Article
Evaluation of the regeneration promoting potential of a 26-amino acid fragment of clostridium botulinum C3 protein in rat models of peripheral nerve regeneration
Search Medline for
Authors
Published: | September 16, 2010 |
---|
Outline
Text
Objective: Recently it has been demonstrated that a C-terminal peptide fragment covering amino acid 154–182 of the Rho-inactivating C3 transferase (C3bot) from Clostridium botulinum, although transferase deficient, triggers dendritic and axonal growth and branching and increases synaptic connectivity of neurons in organotypic cultures in vitro (Höltje et al. FASEB 2009). Here we investigate the impact of a truncated C3-peptide on peripheral nerve regeneration utilizing different peripheral nerve lesion models.
Methods: In a pilot study 10 mm sciatic nerve gaps in adult rats were bridged by nerve autotransplants and 20 µl of a C3-peptide solution (40 µM) were injected into the proximal and distal sutures. Injections of vehicle alone served as control.
Motor function of distal hind paw muscles was weekly estimated using the Static Sciatic Index (SSI, Bozkurt et al. J Neurosci Meth 2008) over 4 and 10 weeks (n=20 animals per condition, each). By end of the observation time electrodiagnostic measurements revealed nerve conduction velocities. Muscles masses of lower limb muscles were determined. Regenerated nerve tissue was harvested, epon embedded and subjected to histomorphometrical analyses.

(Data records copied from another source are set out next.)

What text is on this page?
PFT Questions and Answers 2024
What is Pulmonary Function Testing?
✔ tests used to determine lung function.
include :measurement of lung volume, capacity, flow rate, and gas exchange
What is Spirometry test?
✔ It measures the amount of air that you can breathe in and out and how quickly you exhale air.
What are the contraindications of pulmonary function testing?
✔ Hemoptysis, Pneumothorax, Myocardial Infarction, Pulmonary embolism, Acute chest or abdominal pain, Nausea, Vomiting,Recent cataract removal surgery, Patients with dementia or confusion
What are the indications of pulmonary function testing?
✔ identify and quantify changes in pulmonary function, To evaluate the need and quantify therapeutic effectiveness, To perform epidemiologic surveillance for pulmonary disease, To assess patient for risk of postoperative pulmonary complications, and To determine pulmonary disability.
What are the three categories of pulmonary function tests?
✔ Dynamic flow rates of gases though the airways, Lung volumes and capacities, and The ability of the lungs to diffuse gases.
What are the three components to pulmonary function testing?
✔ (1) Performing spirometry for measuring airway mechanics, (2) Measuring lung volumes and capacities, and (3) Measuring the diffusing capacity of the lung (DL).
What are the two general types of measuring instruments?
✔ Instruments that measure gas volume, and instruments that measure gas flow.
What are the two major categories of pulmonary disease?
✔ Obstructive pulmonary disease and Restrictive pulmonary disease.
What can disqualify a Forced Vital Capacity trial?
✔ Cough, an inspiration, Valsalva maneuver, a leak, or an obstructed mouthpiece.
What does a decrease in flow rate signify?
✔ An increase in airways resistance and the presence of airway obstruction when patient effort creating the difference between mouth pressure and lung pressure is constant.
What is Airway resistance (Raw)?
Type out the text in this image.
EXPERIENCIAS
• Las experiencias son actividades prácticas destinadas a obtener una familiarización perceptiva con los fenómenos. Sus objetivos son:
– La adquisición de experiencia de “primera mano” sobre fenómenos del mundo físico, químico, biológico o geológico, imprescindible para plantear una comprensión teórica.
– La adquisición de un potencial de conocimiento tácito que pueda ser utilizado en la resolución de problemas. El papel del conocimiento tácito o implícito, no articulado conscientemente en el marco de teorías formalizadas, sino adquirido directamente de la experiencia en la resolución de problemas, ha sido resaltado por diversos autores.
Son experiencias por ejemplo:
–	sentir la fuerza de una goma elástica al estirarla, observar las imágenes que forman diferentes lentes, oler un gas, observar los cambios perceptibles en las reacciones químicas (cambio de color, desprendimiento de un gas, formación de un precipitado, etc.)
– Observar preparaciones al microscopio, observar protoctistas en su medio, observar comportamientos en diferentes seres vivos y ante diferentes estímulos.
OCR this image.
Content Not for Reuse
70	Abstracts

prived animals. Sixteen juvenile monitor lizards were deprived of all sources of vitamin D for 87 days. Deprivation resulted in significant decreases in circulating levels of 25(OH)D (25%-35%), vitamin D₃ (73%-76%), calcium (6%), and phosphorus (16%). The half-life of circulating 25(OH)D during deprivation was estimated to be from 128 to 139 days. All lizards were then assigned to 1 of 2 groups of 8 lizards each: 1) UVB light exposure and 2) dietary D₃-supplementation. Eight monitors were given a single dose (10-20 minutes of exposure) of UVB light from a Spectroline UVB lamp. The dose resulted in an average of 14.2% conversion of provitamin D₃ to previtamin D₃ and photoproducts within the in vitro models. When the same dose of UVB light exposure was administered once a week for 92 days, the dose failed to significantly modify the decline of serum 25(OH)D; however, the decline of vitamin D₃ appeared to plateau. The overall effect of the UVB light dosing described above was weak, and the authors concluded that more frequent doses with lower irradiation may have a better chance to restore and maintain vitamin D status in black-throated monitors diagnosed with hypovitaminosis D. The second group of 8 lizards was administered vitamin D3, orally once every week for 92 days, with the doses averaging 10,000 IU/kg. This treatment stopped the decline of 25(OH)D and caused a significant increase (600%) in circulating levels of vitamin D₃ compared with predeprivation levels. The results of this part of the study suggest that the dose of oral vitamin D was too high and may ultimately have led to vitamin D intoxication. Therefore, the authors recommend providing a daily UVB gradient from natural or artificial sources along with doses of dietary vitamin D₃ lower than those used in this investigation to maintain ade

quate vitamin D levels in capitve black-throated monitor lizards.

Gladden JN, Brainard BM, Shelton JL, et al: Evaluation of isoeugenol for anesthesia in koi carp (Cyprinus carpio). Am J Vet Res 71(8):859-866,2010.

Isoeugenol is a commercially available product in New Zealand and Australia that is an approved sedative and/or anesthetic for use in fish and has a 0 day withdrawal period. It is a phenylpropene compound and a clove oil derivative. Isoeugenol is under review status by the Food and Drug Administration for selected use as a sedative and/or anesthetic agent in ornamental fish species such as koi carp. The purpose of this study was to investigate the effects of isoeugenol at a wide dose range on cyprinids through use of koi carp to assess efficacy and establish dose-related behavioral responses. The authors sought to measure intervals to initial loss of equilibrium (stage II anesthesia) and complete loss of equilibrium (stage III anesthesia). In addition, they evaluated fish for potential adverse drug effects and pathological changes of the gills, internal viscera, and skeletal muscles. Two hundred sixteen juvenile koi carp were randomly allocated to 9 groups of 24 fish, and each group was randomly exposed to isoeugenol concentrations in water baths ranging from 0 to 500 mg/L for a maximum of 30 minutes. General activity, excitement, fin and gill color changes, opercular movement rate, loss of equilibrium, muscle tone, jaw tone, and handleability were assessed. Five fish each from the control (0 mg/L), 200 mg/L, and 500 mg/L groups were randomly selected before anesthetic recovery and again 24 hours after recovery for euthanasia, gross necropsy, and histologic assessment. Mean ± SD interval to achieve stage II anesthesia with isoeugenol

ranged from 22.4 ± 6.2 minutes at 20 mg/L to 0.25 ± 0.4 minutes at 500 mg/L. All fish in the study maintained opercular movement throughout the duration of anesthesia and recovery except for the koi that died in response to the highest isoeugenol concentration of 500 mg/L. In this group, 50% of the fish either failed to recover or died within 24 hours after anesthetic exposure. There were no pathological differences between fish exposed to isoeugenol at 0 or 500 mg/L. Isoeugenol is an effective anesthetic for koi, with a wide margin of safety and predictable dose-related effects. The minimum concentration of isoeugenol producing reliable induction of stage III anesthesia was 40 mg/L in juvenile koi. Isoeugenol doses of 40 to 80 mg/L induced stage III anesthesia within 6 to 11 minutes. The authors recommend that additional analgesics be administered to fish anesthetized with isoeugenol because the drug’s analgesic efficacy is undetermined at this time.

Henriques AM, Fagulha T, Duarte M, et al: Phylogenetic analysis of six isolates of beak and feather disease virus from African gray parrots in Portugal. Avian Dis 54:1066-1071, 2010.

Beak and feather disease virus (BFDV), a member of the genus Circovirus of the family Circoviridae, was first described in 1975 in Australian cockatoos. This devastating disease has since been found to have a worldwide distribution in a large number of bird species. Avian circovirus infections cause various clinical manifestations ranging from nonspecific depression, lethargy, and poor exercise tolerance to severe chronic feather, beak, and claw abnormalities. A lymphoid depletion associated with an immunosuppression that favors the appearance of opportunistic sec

To further elucidate the regeneration promoting potential of C3-petide fragments, in a second study nerve crush lesions were treated with C3-peptide in three different concentrations (8 µM, 40 µM, 200 µM) and compared to treatment with vehicle alone (negative control), nerve growth factor (25 µg/ml, positive control 1), or C3 wildtype protein (positive control 2).
Results: Preliminary results indicate an improved motor recovery after C3-peptide treatment, demonstrated by higher SSI-values and significantly increased ratios of nerve conduction velocities ipsilateral/contralateral in C3-peptide treated animals compared to vehicle controls. Further analyses are currently on the way to analyse functional and histomorphological regeneration parameters in more detail.
Conclusions: C3-peptide fragments could provide new therapeutic options to support functional recovery after peripheral nerve reconstruction. This is highlighted by a phase two-clinical study of C3-wildtype derivates to improve regeneration after spinal cord injury.
Financial support: Hochschulinterne Leistungförderung (HiLF) of the Hannover Medical School (to S.H.) and Förderpreis der Stiftung Sibylle Assmuss (to K.H.)